O.k, I brought my zed (the blue wide arch recently on ebay advertised as sticky lifter) a few months ago with a tappy engine. I've driven it 300 miles and still no improvement. However in this period, the engine has gone completely quite as it should be and power has resumed all be it not for long. This continues to occur and I need help in getting this engine working as it should. The timing is fine, have unplugged vtc connectors and still nothing. On removing the oil cap whilst the engine is noisey there is minimal oil in the head, when the noise clears up oil is splashing around as it should. All help would be grateful as I am really stuck right now and out of pocket!!!! Also looking for someone to carry out the repair plus fit a manual conversion.

 

So in short:

 

Engine ticks/knocks from head/cams/lifters and has no oil to head and suffers a signifiant loss of power ( also misses on start up for a few seconds)

 

When engine is running smoothly, oil is flowing to the head and the car pulls well???????????

 

PLEASE HELP ME

Featured Replies

Do you have proper engine oil pressure? The senders do fail but it's a damn good thing to establish. By the sounds of it circulation is por when the oil is thick? Once it thins it's able to circulate?

 

If you need an expert shoot down the M4 to Bristol and see jimmer at powerzed.

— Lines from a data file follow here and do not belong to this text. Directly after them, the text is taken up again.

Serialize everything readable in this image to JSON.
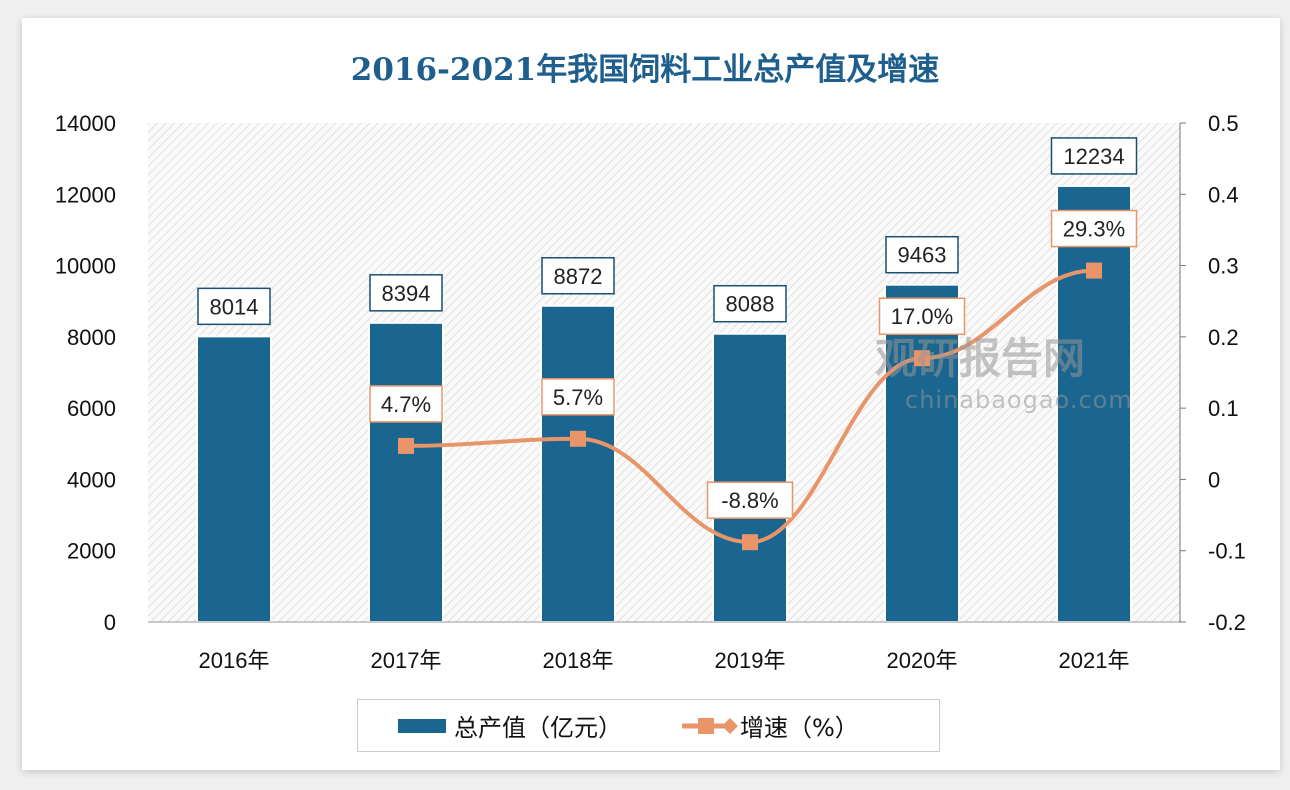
{
  "chart_data": {
    "type": "bar+line",
    "title": "2016-2021年我国饲料工业总产值及增速",
    "categories": [
      "2016年",
      "2017年",
      "2018年",
      "2019年",
      "2020年",
      "2021年"
    ],
    "series": [
      {
        "name": "总产值（亿元）",
        "type": "bar",
        "axis": "left",
        "values": [
          8014,
          8394,
          8872,
          8088,
          9463,
          12234
        ],
        "labels": [
          "8014",
          "8394",
          "8872",
          "8088",
          "9463",
          "12234"
        ],
        "color": "#1a6690"
      },
      {
        "name": "增速（%）",
        "type": "line",
        "axis": "right",
        "values": [
          null,
          0.047,
          0.057,
          -0.088,
          0.17,
          0.293
        ],
        "labels": [
          "",
          "4.7%",
          "5.7%",
          "-8.8%",
          "17.0%",
          "29.3%"
        ],
        "color": "#e8956a"
      }
    ],
    "y_left": {
      "range": [
        0,
        14000
      ],
      "ticks": [
        "0",
        "2000",
        "4000",
        "6000",
        "8000",
        "10000",
        "12000",
        "14000"
      ]
    },
    "y_right": {
      "range": [
        -0.2,
        0.5
      ],
      "ticks": [
        "-0.2",
        "-0.1",
        "0",
        "0.1",
        "0.2",
        "0.3",
        "0.4",
        "0.5"
      ]
    },
    "legend_position": "bottom"
  },
  "watermark": {
    "cn": "观研报告网",
    "en": "chinabaogao.com"
  }
}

There were quite a few people advising the previous owner of your car as to what the issue could be, including when he was selling it.

 

To my knowledge, he never got it checked "properly" and simply sold the car to you instead...

  • Author
There were quite a few people advising the previous owner of your car as to what the issue could be, including when he was selling it.

 

To my knowledge, he never got it checked "properly" and simply sold the car to you instead...

 

Thanks mate, feel so much better now!! Lol I'm far from happy right now that's for sure.

  • Author
Do you have proper engine oil pressure? The senders do fail but it's a damn good thing to establish. By the sounds of it circulation is por when the oil is thick? Once it thins it's able to circulate?

 

If you need an expert shoot down the M4 to Bristol and see jimmer at powerzed.

 

From what I've read up on and going on my gauge working after 20 years my oil pressure is ok but will do an oil pressure test tomorrow...

  • Author
Most likely a blocked or faulty check ball/valve in the block...I wouldn't drive the car anymore until you have a good diagnosis done by someone that knows these engines.

 

read this:

 

http://www.300zx.co.uk/forums/showthread.php?171717-head-oil-starvation-or-just-faulty-lifters

 

This has now become my thinking but problem is that just to get someone to look at these things costs a fortune. If i'm honest i'm a little worried someone attempts diagnosing it and it isn't that and then the cost starts to build..... Now thinking to sell it. Feel completely ripped off

 

- - - Updated - - -

 

Most likely a blocked or faulty check ball/valve in the block...I wouldn't drive the car anymore until you have a good diagnosis done by someone that knows these engines.

 

read this:

 

http://www.300zx.co.uk/forums/showthread.php?171717-head-oil-starvation-or-just-faulty-lifters

 

Can the check ball/valve open and close in this way?

As far as I remember, the oil pressure regulator is quite easy to get to

If the car has had irregular services then I could be gummed up, it's down on the filter tree I think.

Wen you open the oil filler, what is the state of the sludge build up, inside should be clean

 

Taking the filter tree off and giving it all a clean out inside would be an easy fix.

 

If you have already run it a few times on low oil pressure the damage may already be done

the oil check-valves and orifices for the heads are mounted in the block deck and is not something you can get to easily...it requires removal of the heads.

 

checkvalves.jpg

 

oil pressure in the rest of the block is probably fine, otherwise the engine would have seized by now.

 

A very good engine flush (eg. with a combo of diesel + acetone) may work things loose, but it can also make things (much) worse

This kind of flush is best left to a specialist so it can be done in a controlled way and aborted as soon as any other noises/damage start to surface.